I mean, sometimes I wake up dreaming about eating your brains. Like they would taste better than any other brains in the whole world. I would soooo love to eat your brains.


That’s called “transference.” It happens in therapy sometimes. If you spend time obsessing about my brains, you don’t have to face your own issues.


I bet I could just jump over the desk, and-


But you won’t. [Sound of shell being jacked into twelve-gauge pump shotgun.] Michael… you’re a slow zombie. I’d blow your head off before you got completely out of the chair. You know that you wouldn’t be the first.


Fuck. Sometimes I wish I was a fast zombie.


They’re all gone. They were an evolutionary dead end. Every human still alive has killed hundreds of zombies, fast and slow, Michael. Being slow is what saved you.


Crap. Yeah, I know. You need guys like me.


You’re a great plumber, even if you are undead. Please open your bucket. Now.


[Pause.]


How does it smell?


It’s cow brains. How you think it smells?


Please, Michael?


It smells… okay. All right? I could eat them. It would be okay.


Okay is what will keep you out of the ground. You stick with okay and no bullet in the head. You get too far away from okay, and you’re gone, no matter how good a plumber you are. Okay?


[Pause.] Okay… Crap.


I want you to do thirty meetings in thirty days. Here’s the card. I want it signed every day by your sponsor. You need to have some long talks with him.


Aw, man! I haven’t had to do that stuff since when we first started.

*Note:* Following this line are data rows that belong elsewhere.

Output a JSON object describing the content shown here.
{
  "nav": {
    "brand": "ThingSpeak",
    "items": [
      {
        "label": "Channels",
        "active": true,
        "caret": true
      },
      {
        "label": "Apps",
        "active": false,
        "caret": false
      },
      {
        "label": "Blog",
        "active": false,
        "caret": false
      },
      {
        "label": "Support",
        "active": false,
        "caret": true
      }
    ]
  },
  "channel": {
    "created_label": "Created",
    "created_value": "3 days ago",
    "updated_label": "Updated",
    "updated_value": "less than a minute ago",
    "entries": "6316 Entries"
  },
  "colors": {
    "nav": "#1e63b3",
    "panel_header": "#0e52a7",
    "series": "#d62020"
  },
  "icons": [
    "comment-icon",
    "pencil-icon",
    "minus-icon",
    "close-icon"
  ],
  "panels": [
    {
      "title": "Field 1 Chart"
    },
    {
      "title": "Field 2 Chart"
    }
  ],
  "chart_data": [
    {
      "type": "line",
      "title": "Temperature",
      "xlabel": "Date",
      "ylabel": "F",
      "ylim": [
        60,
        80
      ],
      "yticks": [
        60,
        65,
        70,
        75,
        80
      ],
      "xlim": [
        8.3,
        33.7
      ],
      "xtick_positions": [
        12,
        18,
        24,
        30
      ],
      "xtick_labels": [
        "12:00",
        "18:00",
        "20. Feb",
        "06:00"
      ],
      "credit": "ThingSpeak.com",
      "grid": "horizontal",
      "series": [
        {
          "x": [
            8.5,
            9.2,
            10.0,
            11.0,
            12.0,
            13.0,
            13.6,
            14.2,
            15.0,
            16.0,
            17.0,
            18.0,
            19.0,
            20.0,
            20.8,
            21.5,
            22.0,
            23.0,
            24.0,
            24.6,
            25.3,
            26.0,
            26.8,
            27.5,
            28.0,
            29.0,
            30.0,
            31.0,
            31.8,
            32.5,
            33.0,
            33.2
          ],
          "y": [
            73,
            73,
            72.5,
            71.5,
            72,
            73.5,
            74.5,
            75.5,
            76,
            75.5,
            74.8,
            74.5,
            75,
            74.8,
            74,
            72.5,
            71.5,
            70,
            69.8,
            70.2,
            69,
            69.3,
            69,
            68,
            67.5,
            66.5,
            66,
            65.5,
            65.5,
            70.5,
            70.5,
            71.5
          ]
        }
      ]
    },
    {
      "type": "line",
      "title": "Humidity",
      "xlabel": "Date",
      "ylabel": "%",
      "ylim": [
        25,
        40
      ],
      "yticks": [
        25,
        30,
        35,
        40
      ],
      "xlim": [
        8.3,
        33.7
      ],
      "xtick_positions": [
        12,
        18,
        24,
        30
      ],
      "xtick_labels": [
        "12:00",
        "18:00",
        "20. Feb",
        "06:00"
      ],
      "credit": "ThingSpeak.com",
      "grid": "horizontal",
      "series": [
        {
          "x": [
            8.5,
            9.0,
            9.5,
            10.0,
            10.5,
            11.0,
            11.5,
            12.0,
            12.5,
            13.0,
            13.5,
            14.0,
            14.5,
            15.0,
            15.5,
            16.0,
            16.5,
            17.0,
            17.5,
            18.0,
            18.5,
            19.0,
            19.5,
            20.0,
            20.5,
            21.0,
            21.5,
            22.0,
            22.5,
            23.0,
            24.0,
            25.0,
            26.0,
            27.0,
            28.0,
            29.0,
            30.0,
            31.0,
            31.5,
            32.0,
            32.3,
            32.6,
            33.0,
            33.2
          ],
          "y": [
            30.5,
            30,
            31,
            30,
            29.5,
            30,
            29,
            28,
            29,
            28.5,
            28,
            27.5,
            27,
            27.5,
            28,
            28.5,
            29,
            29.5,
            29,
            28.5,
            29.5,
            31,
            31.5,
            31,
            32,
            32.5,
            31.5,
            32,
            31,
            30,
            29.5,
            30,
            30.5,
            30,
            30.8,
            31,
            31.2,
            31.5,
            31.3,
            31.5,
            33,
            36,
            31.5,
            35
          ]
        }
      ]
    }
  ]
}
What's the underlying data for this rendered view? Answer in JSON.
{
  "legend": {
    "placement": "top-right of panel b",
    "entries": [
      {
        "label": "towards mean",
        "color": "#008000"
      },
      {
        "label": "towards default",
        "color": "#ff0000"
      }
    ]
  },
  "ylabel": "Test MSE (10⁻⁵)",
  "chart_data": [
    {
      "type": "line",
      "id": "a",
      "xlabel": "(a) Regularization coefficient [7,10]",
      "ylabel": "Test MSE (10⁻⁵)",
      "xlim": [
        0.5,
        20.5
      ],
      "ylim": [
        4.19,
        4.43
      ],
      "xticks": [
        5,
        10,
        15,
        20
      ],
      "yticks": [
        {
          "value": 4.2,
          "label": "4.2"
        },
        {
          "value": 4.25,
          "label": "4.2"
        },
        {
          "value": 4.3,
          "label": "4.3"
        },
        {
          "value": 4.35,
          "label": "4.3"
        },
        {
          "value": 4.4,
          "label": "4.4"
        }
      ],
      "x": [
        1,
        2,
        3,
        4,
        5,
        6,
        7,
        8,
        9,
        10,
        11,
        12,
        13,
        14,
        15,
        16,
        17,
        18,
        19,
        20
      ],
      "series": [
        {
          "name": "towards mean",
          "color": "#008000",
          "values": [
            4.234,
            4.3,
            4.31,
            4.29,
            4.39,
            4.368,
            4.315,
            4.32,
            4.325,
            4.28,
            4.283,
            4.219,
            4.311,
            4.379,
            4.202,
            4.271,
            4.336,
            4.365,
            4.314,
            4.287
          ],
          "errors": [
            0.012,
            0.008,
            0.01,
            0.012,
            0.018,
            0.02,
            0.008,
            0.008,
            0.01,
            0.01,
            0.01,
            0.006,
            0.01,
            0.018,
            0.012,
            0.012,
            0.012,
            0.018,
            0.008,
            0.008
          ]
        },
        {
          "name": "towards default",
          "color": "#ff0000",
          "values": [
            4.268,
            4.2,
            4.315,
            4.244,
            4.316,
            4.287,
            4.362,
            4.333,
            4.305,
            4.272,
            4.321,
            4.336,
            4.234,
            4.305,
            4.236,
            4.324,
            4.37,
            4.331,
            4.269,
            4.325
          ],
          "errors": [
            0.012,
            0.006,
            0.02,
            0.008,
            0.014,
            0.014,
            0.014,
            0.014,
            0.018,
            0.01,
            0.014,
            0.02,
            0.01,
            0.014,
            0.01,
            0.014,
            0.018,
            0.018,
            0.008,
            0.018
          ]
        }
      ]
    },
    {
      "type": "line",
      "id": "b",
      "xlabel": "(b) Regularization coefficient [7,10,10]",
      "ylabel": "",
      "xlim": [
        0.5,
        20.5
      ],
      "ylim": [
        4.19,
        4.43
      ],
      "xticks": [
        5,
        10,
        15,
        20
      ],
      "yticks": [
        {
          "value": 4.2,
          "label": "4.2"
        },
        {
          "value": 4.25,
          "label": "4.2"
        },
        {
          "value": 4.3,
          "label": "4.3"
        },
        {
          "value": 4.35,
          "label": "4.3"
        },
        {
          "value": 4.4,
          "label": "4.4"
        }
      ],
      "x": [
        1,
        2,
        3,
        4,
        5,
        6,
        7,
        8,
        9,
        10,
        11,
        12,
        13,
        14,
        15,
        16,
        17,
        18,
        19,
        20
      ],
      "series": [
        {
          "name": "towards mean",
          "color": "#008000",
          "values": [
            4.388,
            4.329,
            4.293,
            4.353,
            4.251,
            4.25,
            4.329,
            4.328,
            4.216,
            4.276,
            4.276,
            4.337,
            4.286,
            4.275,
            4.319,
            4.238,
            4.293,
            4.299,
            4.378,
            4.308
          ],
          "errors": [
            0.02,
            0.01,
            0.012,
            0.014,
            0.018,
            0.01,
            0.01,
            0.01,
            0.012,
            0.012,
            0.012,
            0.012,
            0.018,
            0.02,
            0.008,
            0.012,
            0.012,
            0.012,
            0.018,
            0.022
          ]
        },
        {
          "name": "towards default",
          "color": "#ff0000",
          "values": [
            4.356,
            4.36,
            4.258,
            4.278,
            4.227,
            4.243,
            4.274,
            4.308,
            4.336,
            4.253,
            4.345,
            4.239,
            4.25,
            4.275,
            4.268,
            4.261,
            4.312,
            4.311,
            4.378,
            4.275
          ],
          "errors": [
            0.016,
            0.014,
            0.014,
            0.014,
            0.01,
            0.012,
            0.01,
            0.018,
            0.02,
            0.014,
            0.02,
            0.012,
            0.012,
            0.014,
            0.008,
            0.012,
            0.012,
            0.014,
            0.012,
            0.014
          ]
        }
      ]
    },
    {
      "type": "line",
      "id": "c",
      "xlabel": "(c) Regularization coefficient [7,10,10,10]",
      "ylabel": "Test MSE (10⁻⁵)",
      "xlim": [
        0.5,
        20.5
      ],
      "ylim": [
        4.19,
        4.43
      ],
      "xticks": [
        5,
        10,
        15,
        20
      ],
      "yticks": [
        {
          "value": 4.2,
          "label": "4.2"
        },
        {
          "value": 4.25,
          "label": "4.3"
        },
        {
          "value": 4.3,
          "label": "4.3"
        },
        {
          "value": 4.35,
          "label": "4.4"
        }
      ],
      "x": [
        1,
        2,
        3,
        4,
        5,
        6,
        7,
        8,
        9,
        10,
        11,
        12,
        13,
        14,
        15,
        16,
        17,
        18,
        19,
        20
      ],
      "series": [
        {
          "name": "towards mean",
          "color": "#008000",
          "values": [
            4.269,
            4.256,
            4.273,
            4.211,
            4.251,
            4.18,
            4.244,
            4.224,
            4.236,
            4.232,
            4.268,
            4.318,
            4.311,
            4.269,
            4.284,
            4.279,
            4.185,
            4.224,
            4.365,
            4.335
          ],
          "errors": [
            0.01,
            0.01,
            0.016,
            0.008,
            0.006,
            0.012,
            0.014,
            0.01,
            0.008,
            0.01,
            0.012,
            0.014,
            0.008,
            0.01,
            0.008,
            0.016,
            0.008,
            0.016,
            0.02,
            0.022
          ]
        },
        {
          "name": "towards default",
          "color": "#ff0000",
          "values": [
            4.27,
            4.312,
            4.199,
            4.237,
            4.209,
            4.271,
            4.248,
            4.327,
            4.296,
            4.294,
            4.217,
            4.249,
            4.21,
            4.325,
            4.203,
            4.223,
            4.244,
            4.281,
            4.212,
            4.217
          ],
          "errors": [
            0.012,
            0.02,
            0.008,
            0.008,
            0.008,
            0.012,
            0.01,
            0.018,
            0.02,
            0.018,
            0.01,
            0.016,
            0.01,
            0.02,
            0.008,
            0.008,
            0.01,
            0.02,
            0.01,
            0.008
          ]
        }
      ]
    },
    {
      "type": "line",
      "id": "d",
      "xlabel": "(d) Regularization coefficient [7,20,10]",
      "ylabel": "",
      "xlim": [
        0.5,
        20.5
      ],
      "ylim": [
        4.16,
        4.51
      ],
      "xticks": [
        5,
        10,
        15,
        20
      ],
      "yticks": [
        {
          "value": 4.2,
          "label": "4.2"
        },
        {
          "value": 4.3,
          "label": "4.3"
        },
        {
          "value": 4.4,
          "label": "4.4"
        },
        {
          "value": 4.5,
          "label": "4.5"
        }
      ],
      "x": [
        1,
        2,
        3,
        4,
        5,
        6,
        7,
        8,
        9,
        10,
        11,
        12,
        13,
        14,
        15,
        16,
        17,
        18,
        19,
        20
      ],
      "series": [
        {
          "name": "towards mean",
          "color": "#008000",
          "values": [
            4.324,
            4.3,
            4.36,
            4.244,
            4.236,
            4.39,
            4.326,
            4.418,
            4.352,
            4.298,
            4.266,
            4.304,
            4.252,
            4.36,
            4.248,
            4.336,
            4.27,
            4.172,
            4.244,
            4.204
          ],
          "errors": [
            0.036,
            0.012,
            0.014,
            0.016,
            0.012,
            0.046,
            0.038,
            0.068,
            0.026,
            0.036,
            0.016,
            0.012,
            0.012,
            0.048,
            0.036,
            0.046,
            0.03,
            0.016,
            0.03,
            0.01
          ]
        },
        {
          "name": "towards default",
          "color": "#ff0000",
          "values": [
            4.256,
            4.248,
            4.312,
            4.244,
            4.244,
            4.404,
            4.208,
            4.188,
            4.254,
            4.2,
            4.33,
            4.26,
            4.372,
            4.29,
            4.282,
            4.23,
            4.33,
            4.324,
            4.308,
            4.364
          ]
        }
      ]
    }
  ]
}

You ate some brains this week. If you think that was a good plan, let me know. I’ll shoot you myself.


It wasn’t a good plan.


Pee test every week until you get to the other side of this.


Fine. Just… fine.


I’m on your side, Michael, but you’ve got to be on your side, too. I believe in you. You’re a good man. You can do this.


I know.


I’ll see you next week, Michael.


Not if I see you first.


[Pause.]


Just kidding.


There’s a meeting at Beth Israel at seven tonight. I’d like to see a signature on your card that says you made it.


Yeah. I’ll try.


Just remember: there’s a bullet in the head waiting for you if you don’t.